A OpenAI, desenvolvedora do ChatGPT, alcançou nesta quinta-feira (2) a marca de US$ 500 bilhões de valor de mercado (cerca de R$ 2,8 trilhões), segundo a Bloomberg. Com o novo patamar, a companhia liderada por Sam Altman ultrapassou a SpaceX, de Elon Musk, avaliada em US$ 400 bilhões, e assumiu o posto de startup mais valiosa do planeta.
O salto no valuation ocorreu após uma venda secundária de ações que movimentou US$ 6,6 bilhões. O negócio envolveu papéis de funcionários e ex-funcionários, adquiridos por investidores como Thrive Capital, SoftBank, Dragoneer, MGX Abu Dhabi e T. Rowe Price. O volume final ficou abaixo dos US$ 10 bilhões autorizados, sinal de que parte dos colaboradores preferiu manter participação, numa aposta no futuro da empresa.
Crescimento acelerado, mas gastos bilionários
Apesar da valorização recorde, a OpenAI ainda não é lucrativa. A companhia registrou US$ 4,3 bilhões em receita no primeiro semestre de 2025, alta de 16% em relação a todo o ano anterior. Porém, no mesmo período, queimou US$ 2,5 bilhões em custos operacionais, a maior parte em pesquisa e desenvolvimento. O setor consumiu sozinho US$ 6,7 bilhões, reflexo da corrida para manter a liderança em inteligência artificial.
Mesmo com caixa robusto de US$ 17,5 bilhões, analistas projetam que a empresa pode encerrar 2025 com prejuízo superior a US$ 8 bilhões. Para especialistas, a OpenAI vive o dilema clássico das big techs em fase de hiperexpansão: equilibrar crescimento explosivo com sustentabilidade financeira.
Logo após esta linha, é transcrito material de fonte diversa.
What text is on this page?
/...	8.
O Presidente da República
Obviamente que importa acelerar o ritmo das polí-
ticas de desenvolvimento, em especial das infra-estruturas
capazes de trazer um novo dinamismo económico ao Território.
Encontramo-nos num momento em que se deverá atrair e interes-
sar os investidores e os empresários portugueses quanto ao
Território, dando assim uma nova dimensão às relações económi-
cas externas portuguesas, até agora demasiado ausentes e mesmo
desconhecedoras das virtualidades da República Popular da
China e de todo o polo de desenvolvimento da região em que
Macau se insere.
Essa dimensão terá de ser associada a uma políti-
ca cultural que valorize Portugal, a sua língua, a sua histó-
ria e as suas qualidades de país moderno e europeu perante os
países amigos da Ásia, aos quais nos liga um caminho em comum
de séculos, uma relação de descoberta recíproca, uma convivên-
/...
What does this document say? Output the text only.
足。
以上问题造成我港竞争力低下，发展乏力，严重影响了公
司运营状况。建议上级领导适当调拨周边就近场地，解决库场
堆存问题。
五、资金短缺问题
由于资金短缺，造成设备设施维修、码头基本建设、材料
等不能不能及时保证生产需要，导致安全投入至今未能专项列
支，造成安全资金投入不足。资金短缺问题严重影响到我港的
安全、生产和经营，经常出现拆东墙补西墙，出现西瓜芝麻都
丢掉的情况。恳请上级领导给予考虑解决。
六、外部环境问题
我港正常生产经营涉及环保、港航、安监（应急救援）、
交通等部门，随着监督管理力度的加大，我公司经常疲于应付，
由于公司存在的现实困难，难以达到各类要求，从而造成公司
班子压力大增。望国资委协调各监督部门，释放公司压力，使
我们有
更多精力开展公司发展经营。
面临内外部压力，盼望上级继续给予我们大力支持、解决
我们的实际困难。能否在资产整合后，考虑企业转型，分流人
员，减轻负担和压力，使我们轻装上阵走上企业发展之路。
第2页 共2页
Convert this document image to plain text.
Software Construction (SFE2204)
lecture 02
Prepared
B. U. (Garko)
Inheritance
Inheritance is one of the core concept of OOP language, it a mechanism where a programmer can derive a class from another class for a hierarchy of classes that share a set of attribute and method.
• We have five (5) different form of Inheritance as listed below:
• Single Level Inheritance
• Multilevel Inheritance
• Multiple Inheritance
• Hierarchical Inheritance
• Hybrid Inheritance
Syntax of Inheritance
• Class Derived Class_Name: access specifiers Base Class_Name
Parcerias globais e o projeto Stargate
Para sustentar a escalada, a OpenAI firmou acordos bilionários. A Nvidia anunciou investimento de até US$ 100 bilhões, além de fornecer chips essenciais para data centers de IA. Já a Oracle assinou um contrato de US$ 300 bilhões em cinco anos para infraestrutura em nuvem.
Outro destaque é o projeto Stargate, que reúne Samsung e SK hynix em uma parceria para produzir semicondutores e construir novos centros de dados. A iniciativa prevê a entrega de 900 mil wafers até 2029 e a instalação de data centers de 20 MW na Coreia do Sul, consolidando o país como polo estratégico de IA.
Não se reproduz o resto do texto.